Worse, like any items bought by Americans with credit, purchases of imports financed by borrowed money (as US trade deficits show has often been the case) add to the country's already bloated national debt. Relatively speaking, nowhere are these leakage and debt-creation effects greater than in the consumer goods categories long dominated by products manufactured abroad, and that account for nearly all holiday gifts.

The way Christmas shopping affects the economy is best seen by examining 24 categories of consumer goods where reliable data from the US Census Bureau can be found. For all of 2009, Americans consumed just over $143 billion worth of these consumer products. Nearly 80 percent came from abroad, and nearly 45 percent were produced in China alone. In 2010, these purchases rose to just under $158 billion, with slightly higher percentages of goods imported from abroad and China. (The figures cited would be even higher if the Census data for consumer electronics products were included, but that data contain too many internal contradictions to be reliable.)

The domination of imports was nearly total – between 95 and 99 percent – in such popular gift categories as games and toys other than dolls or stuffed animals; gloves and mittens; shirts for men and boys other than work shirts; and suits, coats, jackets, and skirts for women and girls. In a broad men and boys’ apparel sector encompassing everything from athletic clothing of all sorts to raincoats to down jackets to swimwear, 98 percent were imports. And all but 3 percent of women’s non-athletic shoes are imported. China was the biggest single country supplier in most of these and other individual sectors as well.

Import penetration is lower, but still extensive (ranging from 84 to 87 percent), in sectors like men and boys’ suits and coats; women and girls’ dresses; fine jewelry; and men’s non-athletic shoes except for sneakers. Imports account for 69 percent of neckties and scarves for men and boys and 76 percent of power-driven hand-tools.

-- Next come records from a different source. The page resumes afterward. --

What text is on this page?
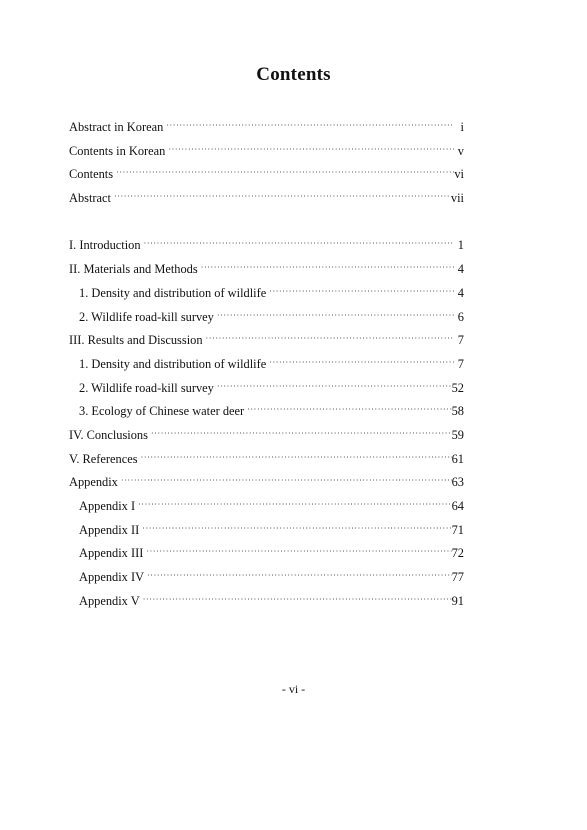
Contents
Abstract in Korean ·····	i
Contents in Korean ·····	v
Contents ·····	vi
Abstract ·····	vii
I. Introduction ·····	1
II. Materials and Methods ·····	4
1. Density and distribution of wildlife ·····	4
2. Wildlife road-kill survey ·····	6
III. Results and Discussion ·····	7
1. Density and distribution of wildlife ·····	7
2. Wildlife road-kill survey ·····	52
3. Ecology of Chinese water deer ·····	58
IV. Conclusions ·····	59
V. References ·····	61
Appendix ·····	63
Appendix I ·····	64
Appendix II ·····	71
Appendix III ·····	72
Appendix IV ·····	77
Appendix V ·····	91
- vi -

The 2011 figures won’t be available for another year, but all the signs point to even greater import domination in this year’s Christmas shopping. Output in the US economy, for all its troubles, generally remains much stronger than the import-swamped Christmas gift industries. It is up 3.94 percent over the last 12 months, according to the latest year-on-year data. However, imports in the Christmas goods sectors are up by 5.8 percent during virtually the same period. So Christmas gift imports are on track to outpace any gains in America’s output in this sector.

Because penny-wage countries like China have major competitive advantages in manufacturing labor-intensive goods, imports’ prevalence in holiday shopping bags and carts has become taken for granted. But American policies can make or break the fortunes of domestic US producers of these items as well.

Consider the situation in 1997, the first year in which detailed import penetration figures can be calculated. Americans then still made more than 57 percent of the men’s and boys’ suits and coats they bought, a third of the men’s dress and sport shirts, more than 70 percent of the women’s dresses, nearly 40 percent of women’s blouses and skirts, nearly half the fine jewelry, nearly two-thirds of the power hand tools, and more than 27 percent of the toys and games.